The inclusion of Transigen conquers the first hurdle that many Marvel films falter at: the villain. Richard E. Grant’s doctor heads the company, but it’s his band of murderous cyborgs known as Reavers, led by Donald Pierce (Boyd Holbrook), that present the real threat. Even so, Logan is a character-driven film, and its villains are less of a priority than its heroes. With the once-powerful Charles now unable to use his powers, it is down to just Logan and Laura to fight back, making for an interesting dynamic; Laura – who shares her mutation with Logan – is humorously capable but ultimately just a child, while Logan is not only ageing and an addict, but losing the healing powers that once made him near-enough indestructible. It’s refreshingly risky for a superhero film to have all of its heroes so vulnerable – particularly when pitted against Transigen’s X-24, a weapon which is revealed in one of the most giddily spectacular plot twists in comic book movie history.


This huge emphasis that Logan places on its characters and their relationships – be it between Logan and Charles, Logan and Laura, or even Logan and himself – makes the equal emphasis that it places on action feel well-earned. After Deadpool paved the way for R-rated superheroes last year, Logan certainly doesn’t shy away from the opportunity for the language and violence that had always previously been watered-down to suit the X-Men movies’ PG-13 nature. As with Deadpool, the R-rating for Logan feels necessary rather than gratuitous, and it’s incredibly satisfying to finally witness the true extent of the damage that those metal claws can cause, in all their bloody glory.

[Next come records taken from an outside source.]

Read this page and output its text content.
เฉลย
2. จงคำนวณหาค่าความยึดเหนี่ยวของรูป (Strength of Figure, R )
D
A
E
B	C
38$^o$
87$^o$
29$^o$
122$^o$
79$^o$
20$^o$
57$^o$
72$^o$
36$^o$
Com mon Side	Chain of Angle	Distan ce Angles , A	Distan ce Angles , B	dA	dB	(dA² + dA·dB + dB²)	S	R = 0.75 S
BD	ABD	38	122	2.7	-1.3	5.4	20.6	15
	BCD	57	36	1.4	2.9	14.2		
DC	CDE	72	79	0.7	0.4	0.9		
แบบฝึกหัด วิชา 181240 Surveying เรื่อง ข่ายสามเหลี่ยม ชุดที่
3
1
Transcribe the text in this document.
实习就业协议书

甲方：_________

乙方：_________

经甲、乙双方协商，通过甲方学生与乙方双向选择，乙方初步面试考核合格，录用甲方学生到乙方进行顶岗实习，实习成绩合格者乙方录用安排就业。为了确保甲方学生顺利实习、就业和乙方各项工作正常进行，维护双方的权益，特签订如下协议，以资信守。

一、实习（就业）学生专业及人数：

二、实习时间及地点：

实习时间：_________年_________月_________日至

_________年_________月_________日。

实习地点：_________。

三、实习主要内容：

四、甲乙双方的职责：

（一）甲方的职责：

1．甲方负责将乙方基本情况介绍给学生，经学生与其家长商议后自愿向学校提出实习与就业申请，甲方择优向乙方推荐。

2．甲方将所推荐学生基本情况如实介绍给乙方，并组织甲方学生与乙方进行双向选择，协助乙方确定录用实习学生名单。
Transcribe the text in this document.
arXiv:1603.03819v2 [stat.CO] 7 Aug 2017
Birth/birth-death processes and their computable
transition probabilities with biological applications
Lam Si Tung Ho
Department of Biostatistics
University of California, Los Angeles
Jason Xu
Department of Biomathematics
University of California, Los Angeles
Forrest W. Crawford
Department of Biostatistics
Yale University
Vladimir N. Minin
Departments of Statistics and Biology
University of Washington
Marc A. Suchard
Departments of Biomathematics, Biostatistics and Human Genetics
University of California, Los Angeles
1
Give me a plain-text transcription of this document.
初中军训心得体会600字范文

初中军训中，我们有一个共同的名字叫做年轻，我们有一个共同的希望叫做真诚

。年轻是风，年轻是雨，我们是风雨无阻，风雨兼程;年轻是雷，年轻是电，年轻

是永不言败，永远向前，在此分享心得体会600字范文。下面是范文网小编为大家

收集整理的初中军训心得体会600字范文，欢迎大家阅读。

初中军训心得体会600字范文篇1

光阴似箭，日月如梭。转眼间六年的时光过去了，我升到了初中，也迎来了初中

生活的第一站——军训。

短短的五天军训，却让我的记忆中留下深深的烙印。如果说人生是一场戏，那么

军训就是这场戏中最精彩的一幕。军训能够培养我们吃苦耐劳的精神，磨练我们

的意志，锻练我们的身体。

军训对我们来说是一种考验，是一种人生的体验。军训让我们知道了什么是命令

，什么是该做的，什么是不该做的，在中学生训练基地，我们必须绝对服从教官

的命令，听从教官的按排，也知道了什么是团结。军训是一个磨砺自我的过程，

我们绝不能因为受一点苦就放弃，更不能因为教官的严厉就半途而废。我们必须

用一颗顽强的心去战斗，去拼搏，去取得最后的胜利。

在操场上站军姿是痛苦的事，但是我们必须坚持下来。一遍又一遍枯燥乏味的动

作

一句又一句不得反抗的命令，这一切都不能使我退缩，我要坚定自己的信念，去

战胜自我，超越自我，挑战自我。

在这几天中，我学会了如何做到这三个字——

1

If there are faults to be found in Logan, they all occur towards the end of the second act, when the pacing starts to drag along a little too slowly and a moment that should have been monumental instead feels disappointingly inconsequential. Still, the third act is remarkable enough to make up for these flaws; a welcome exercise on how to make a finale small-scale and personal (with not one imminent apocalypse or half-destroyed city in sight) while still maintaining a sense of threat and tension. Logan is a stripped-down take on the superhero genre, with the grit of a Western rather than the flash and flare of a Marvel movie, but still every bit as fun. No other film could have possibly made for as perfect a farewell to Hugh Jackman as this, from beginning to emotional end, and one powerful final shot, that hopefully brings a smile amidst the tears.